Working paper
Target Variable Engineering
Jessica Clark
Abstract
How does the formulation of a target variable affect performance within the ML pipeline? The experiments in this study examine numeric targets that have been binarized by comparing against a threshold. We compare the predictive performance of regression models trained to predict the numeric targets vs. classifiers trained to predict their binarized counterparts. Specifically, we make this comparison at every point of a randomized hyperparameter optimization search to understand the effect of computational resource budget on the tradeoff between the two. We find that regression requires significantly more computational effort to converge upon the optimal performance, and is more sensitive to both randomness and heuristic choices in the training process. Although classification can and does benefit from systematic hyperparameter tuning and model selection, the improvements are much less than for regression. This work comprises the first systematic comparison of regression and classification within the framework of computational resource requirements. Our findings contribute to calls for greater replicability and efficiency within the ML pipeline for the sake of building more sustainable and robust AI systems.
Under review
Automated Promotion? A Study of the Fairness-Economic Tradeoffs in Reducing Crowdfunding Disparities via AI/ML
Lauren Rhue, Jessica Clark
Abstract
Digital platforms have a widely-documented issue with racial disparities, which can result in adverse reputational and economic consequences. Equitable promotion of projects across racial groups can mitigate these disparities. Our research explores how to more equitably determine which projects should be promoted by the platform. Platforms typically rely on their employees to decide what content to highlight, but human decisions are subject to cognitive and implicit biases. We examine whether an algorithmic-based approach to choosing which projects to promote can generate more equitable outcomes for people in traditionally marginalized groups while resulting in equivalent economic outcomes. We perform an observational and simulated study on more than 100,000 projects gathered from crowdfunding platform Kickstarter.com to determine whether machine learning models would diversify the set of promoted projects.

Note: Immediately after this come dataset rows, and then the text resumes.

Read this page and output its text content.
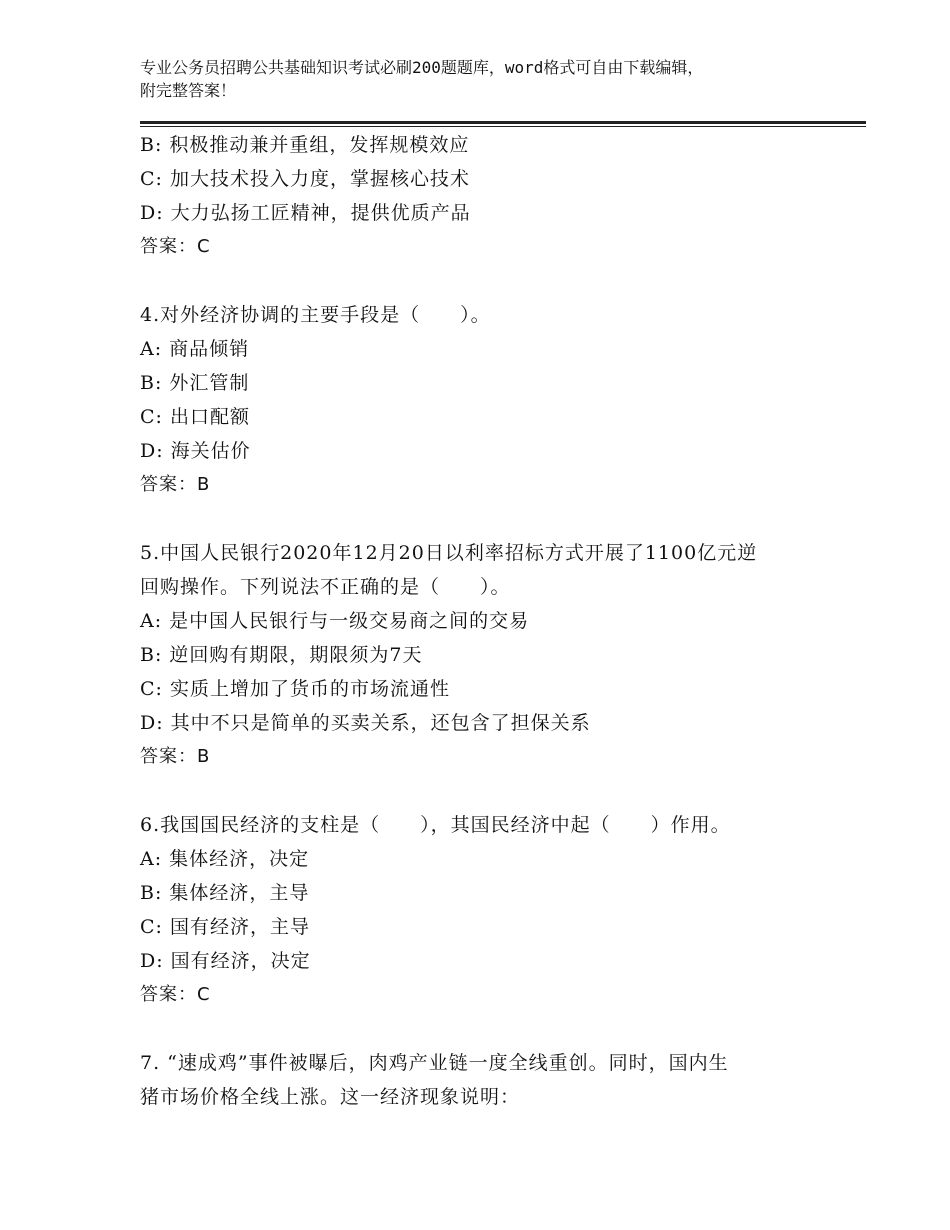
专业公务员招聘公共基础知识考试必刷200题题库，word格式可自由下载编辑，
附完整答案！
B: 积极推动兼并重组，发挥规模效应
C: 加大技术投入力度，掌握核心技术
D: 大力弘扬工匠精神，提供优质产品
答案：C
4.对外经济协调的主要手段是（　　）。
A: 商品倾销
B: 外汇管制
C: 出口配额
D: 海关估价
答案：B
5.中国人民银行2020年12月20日以利率招标方式开展了1100亿元逆
回购操作。下列说法不正确的是（　　）。
A: 是中国人民银行与一级交易商之间的交易
B: 逆回购有期限，期限须为7天
C: 实质上增加了货币的市场流通性
D: 其中不只是简单的买卖关系，还包含了担保关系
答案：B
6.我国国民经济的支柱是（　　），其国民经济中起（　　）作用。
A: 集体经济，决定
B: 集体经济，主导
C: 国有经济，主导
D: 国有经济，决定
答案：C
7. “速成鸡”事件被曝后，肉鸡产业链一度全线重创。同时，国内生
猪市场价格全线上涨。这一经济现象说明：
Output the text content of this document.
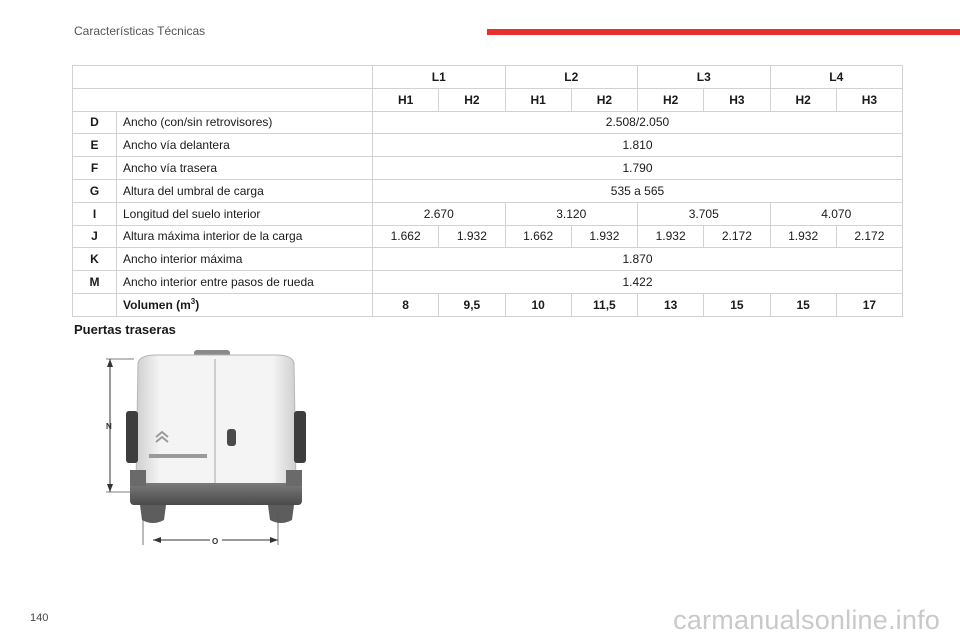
Características Técnicas
		L1		L2		L3		L4	
		H1	H2	H1	H2	H2	H3	H2	H3
D	Ancho (con/sin retrovisores)	2.508/2.050							
E	Ancho vía delantera	1.810							
F	Ancho vía trasera	1.790							
G	Altura del umbral de carga	535 a 565							
I	Longitud del suelo interior	2.670		3.120		3.705		4.070	
J	Altura máxima interior de la carga	1.662	1.932	1.662	1.932	1.932	2.172	1.932	2.172
K	Ancho interior máxima	1.870							
M	Ancho interior entre pasos de rueda	1.422							
	Volumen $(m^3)$	8	9,5	10	11,5	13	15	15	17
Puertas traseras
N
O
140	carmanualsonline.info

Our analysis yields three main findings. First, machine learning models—fairness- unaware and fairness-aware models—identify a more diverse set of projects to promote than those selected by employees. Second, promoting a more diverse set of projects diminishes but does not completely eliminate disparities between racial groups. Third, a more equitable promotion scheme does not substantially negatively affect core business outcomes for the platform. This study contributes to the information systems literature related to using machine learning to reduce racial disparities and to research examining the fairness-economic trade-off. Furthermore, this paper provides a practical path forward for digital platforms who want to increase participation from diverse groups, and for potential crowdfunding participants.
Under review
Not time but place: Location vs. previous choices for prosocial crowdfunding recommendation strategies
Lauren Rhue, Atiya Avery, Jessica Clark
Abstract
Donors on prosocial crowdfunding platforms have two critical motivations for donors: supporting local causes and supporting social connections. Platform recommendation strategies often leverage prior donor choices; however, donors’ choices may be driven by supply constraints rather than their true preferences. In these instances, a recommendation strategy based on donor attributes such as location may better reflect their true preferences. To understand the effectiveness of these two recommendation strategies, we conducted a randomized experiment with 200,000 donors in partnership with a prosocial crowdfunding platform. Donors were randomly selected to receive project recommendations that were either geographically close to their home or geographically close to their previously supported cause. We found that the local recommendation strategy increased the likelihood of clicks and donations. These results are driven by donors without social connections to the platform, indicating that social motivations supersede geographic motivations and suggesting that digital platforms should consider a hierarchical approach. We also found evidence that the local recommendation strategy yields a rich-get-richer effect. We discuss the implications of our findings for digital platforms as well as the practical implications for our research context of education in the United States.